The servers that power billions of web searches, streamed films and social media accounts are estimated to account for approximately 2% of global greenhouse gas emissions. Google is believed to have one of the biggest fleets of them in the world.

On Wednesday, Google said it had proved it could cut total energy use at its data centres by 15% by deploying machine learning from DeepMind, the British AI company it bought in 2014 for about £400m. Such centres require significant energy for cooling, as well as constant adjustments to air temperature, pressure and humidity, to run as efficiently as possible.

Mustafa Suleyman, DeepMind’s co-founder, said that the level of complexity and number of variables meant the job of managing data centres was one where an algorithm could outperform a human.

He said: “It’s one of those perfect examples of a setting where humans have a really good intuition they’ve developed over time but the machine-learning algorithm has so much more data that describes real-world conditions [five years in this case].

“It’s much more than any human has ever been able to experience, and it’s able to learn from all sorts of niche little edge cases seen in the data that a human wouldn’t be able to identify. So it’s able to tune the settings much more subtly and much more accurately.”

Suleyman said the reduction in energy use was achieved through a combination of DeepMind more accurately predicting the incoming computational load – ie when people were mostly likely to request data-hungry YouTube videos – and match that prediction very quickly to the cooling load required. “It’s about tweaking all of the knobs simultaneously,” he said.
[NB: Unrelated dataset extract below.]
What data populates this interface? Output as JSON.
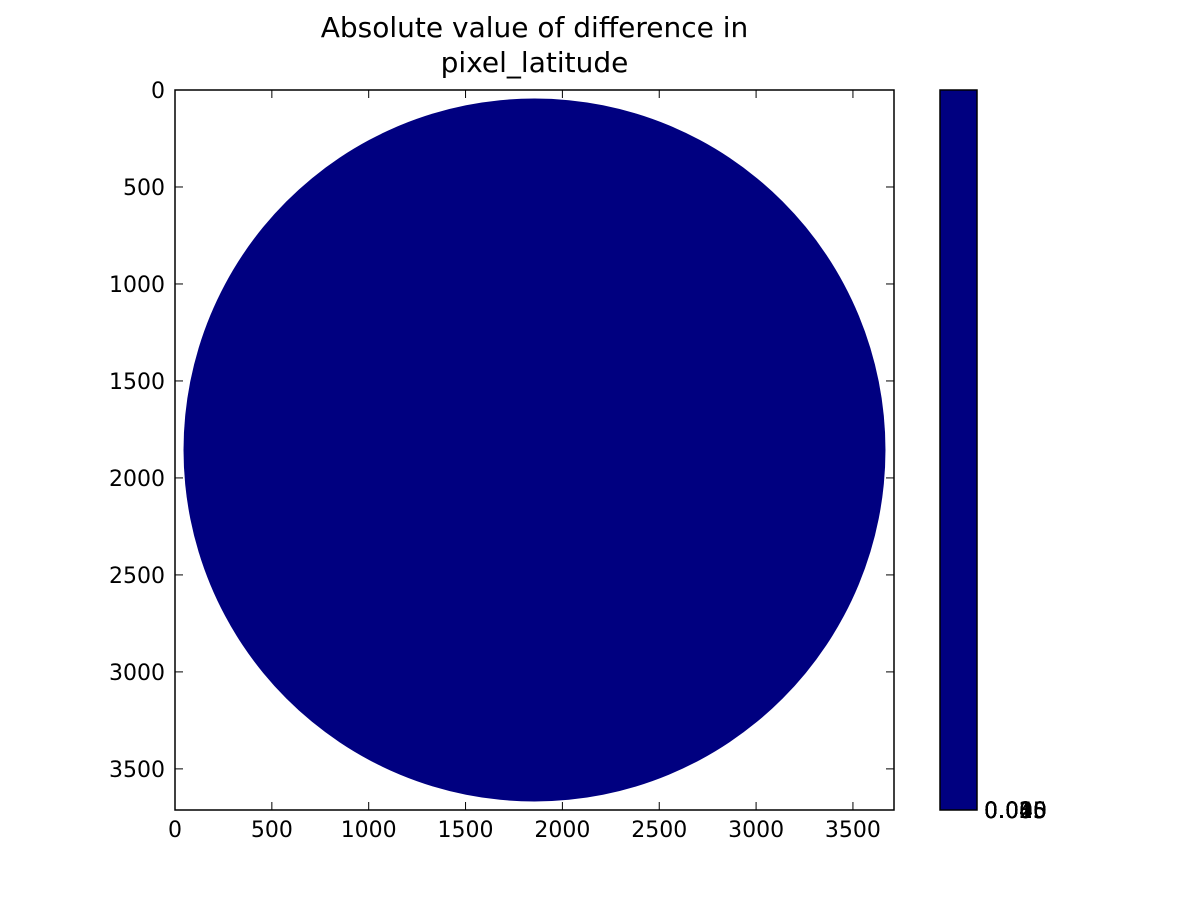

The environmental impact of the online world has come under increasing scrutiny in recent years, as data centres’ share of global emissions has risen to be on a par with those from aviation. Google first disclosed its carbon footprint in 2011 – it was roughly equivalent to Laos’s annual emissions – and says that since then its data centres have improved so that they get 3.5 times the computing power for the same amount of energy.

The trial using machine learning to further cut those data centres’ energy – and carbon emissions – began two years ago, and was tested on “more than 1%” of its servers, Suleyman said. It is now being used across a “double-digit percentage” of all Google’s data centres globally and will be applied across all of them by the end of the year.
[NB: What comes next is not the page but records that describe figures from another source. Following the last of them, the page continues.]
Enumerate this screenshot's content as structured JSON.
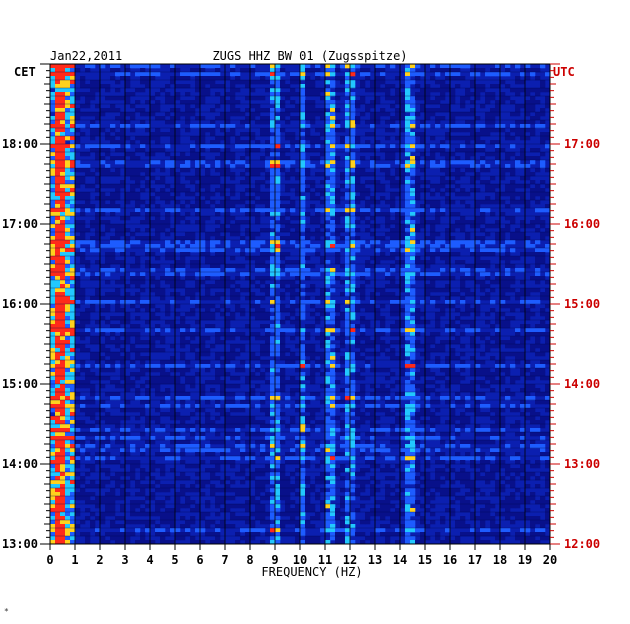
{
  "chart_data": {
    "type": "heatmap",
    "title": "ZUGS HHZ BW 01 (Zugsspitze)",
    "date": "Jan22,2011",
    "xlabel": "FREQUENCY (HZ)",
    "x_ticks": [
      "0",
      "1",
      "2",
      "3",
      "4",
      "5",
      "6",
      "7",
      "8",
      "9",
      "10",
      "11",
      "12",
      "13",
      "14",
      "15",
      "16",
      "17",
      "18",
      "19",
      "20"
    ],
    "xlim": [
      0,
      20
    ],
    "left_axis_label": "CET",
    "right_axis_label": "UTC",
    "left_ticks": [
      "18:00",
      "17:00",
      "16:00",
      "15:00",
      "14:00",
      "13:00"
    ],
    "right_ticks": [
      "17:00",
      "16:00",
      "15:00",
      "14:00",
      "13:00",
      "12:00"
    ],
    "ylim_cet": [
      "13:00",
      "19:00"
    ],
    "grid": true,
    "colors": {
      "background": "#0b1fb0",
      "low": "#08108a",
      "mid": "#1d5cff",
      "high": "#22c8ff",
      "peak": "#ffd21e",
      "max": "#ff2a1a",
      "utc_text": "#cc0000",
      "cet_text": "#000000"
    },
    "energy_lines_hz": [
      0.4,
      9.0,
      10.1,
      11.2,
      12.0,
      14.4
    ],
    "footer_mark": "*"
  }
}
Google does not disclose exactly how much energy its data centres use, but says as a company it’s responsible for 0.01% of global electricity use, and much of that is data centres. DeepMind has cut Google’s energy use for cooling by 40%, and total energy use by 15%.
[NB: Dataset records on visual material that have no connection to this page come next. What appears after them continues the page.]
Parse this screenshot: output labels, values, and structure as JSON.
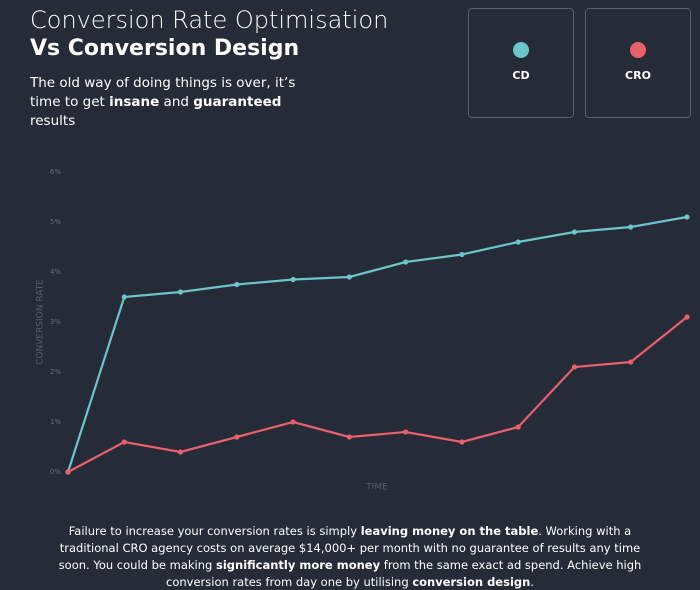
{
  "header": {
    "title_line1": "Conversion Rate Optimisation",
    "title_line2": "Vs Conversion Design",
    "subtitle": [
      "The old way of doing things is over, it’s time to get ",
      "insane",
      " and ",
      "guaranteed",
      " results"
    ]
  },
  "chart_data": {
    "type": "line",
    "ylabel": "CONVERSION RATE",
    "xlabel": "TIME",
    "grid": false,
    "categories": [
      null,
      null,
      null,
      null,
      null,
      null,
      null,
      null,
      null,
      null,
      null,
      null
    ],
    "ylim": [
      0,
      6
    ],
    "yticks": [
      {
        "value": 0,
        "label": "0%"
      },
      {
        "value": 1,
        "label": "1%"
      },
      {
        "value": 2,
        "label": "2%"
      },
      {
        "value": 3,
        "label": "3%"
      },
      {
        "value": 4,
        "label": "4%"
      },
      {
        "value": 5,
        "label": "5%"
      },
      {
        "value": 6,
        "label": "6%"
      }
    ],
    "series": [
      {
        "name": "CD",
        "color": "#6cc5c8",
        "values": [
          0,
          3.5,
          3.6,
          3.75,
          3.85,
          3.9,
          4.2,
          4.35,
          4.6,
          4.8,
          4.9,
          5.1
        ]
      },
      {
        "name": "CRO",
        "color": "#e8606b",
        "values": [
          0,
          0.6,
          0.4,
          0.7,
          1.0,
          0.7,
          0.8,
          0.6,
          0.9,
          2.1,
          2.2,
          3.1
        ]
      }
    ]
  },
  "footer": {
    "paragraph": [
      "Failure to increase your conversion rates is simply ",
      "leaving money on the table",
      ". Working with a traditional CRO agency costs on average $14,000+ per month with no guarantee of results any time soon. You could be making ",
      "significantly more money",
      " from the same exact ad spend. Achieve high conversion rates from day one by utilising ",
      "conversion design",
      "."
    ]
  }
}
“I really think this is just the beginning. There are lots more opportunities to find efficiencies in data centre infrastructure,” said Suleyman. “One of the most exciting things is the kind of algorithms we develop are inherently general … that means the same machine-learning system should be able to perform well in a wide variety of environments [such as power generation facilities and energy networks].”

Google has data centres in North and South America, Europe and Asia. Sophia Flucker, a director of Operational Intelligence, a UK-based consultancy that helps data centres cut their energy use, said it was feasible that Google had achieved such a big reduction. “I’ve worked with some award-winning data centres, which still had plenty of room for improvement,” she said.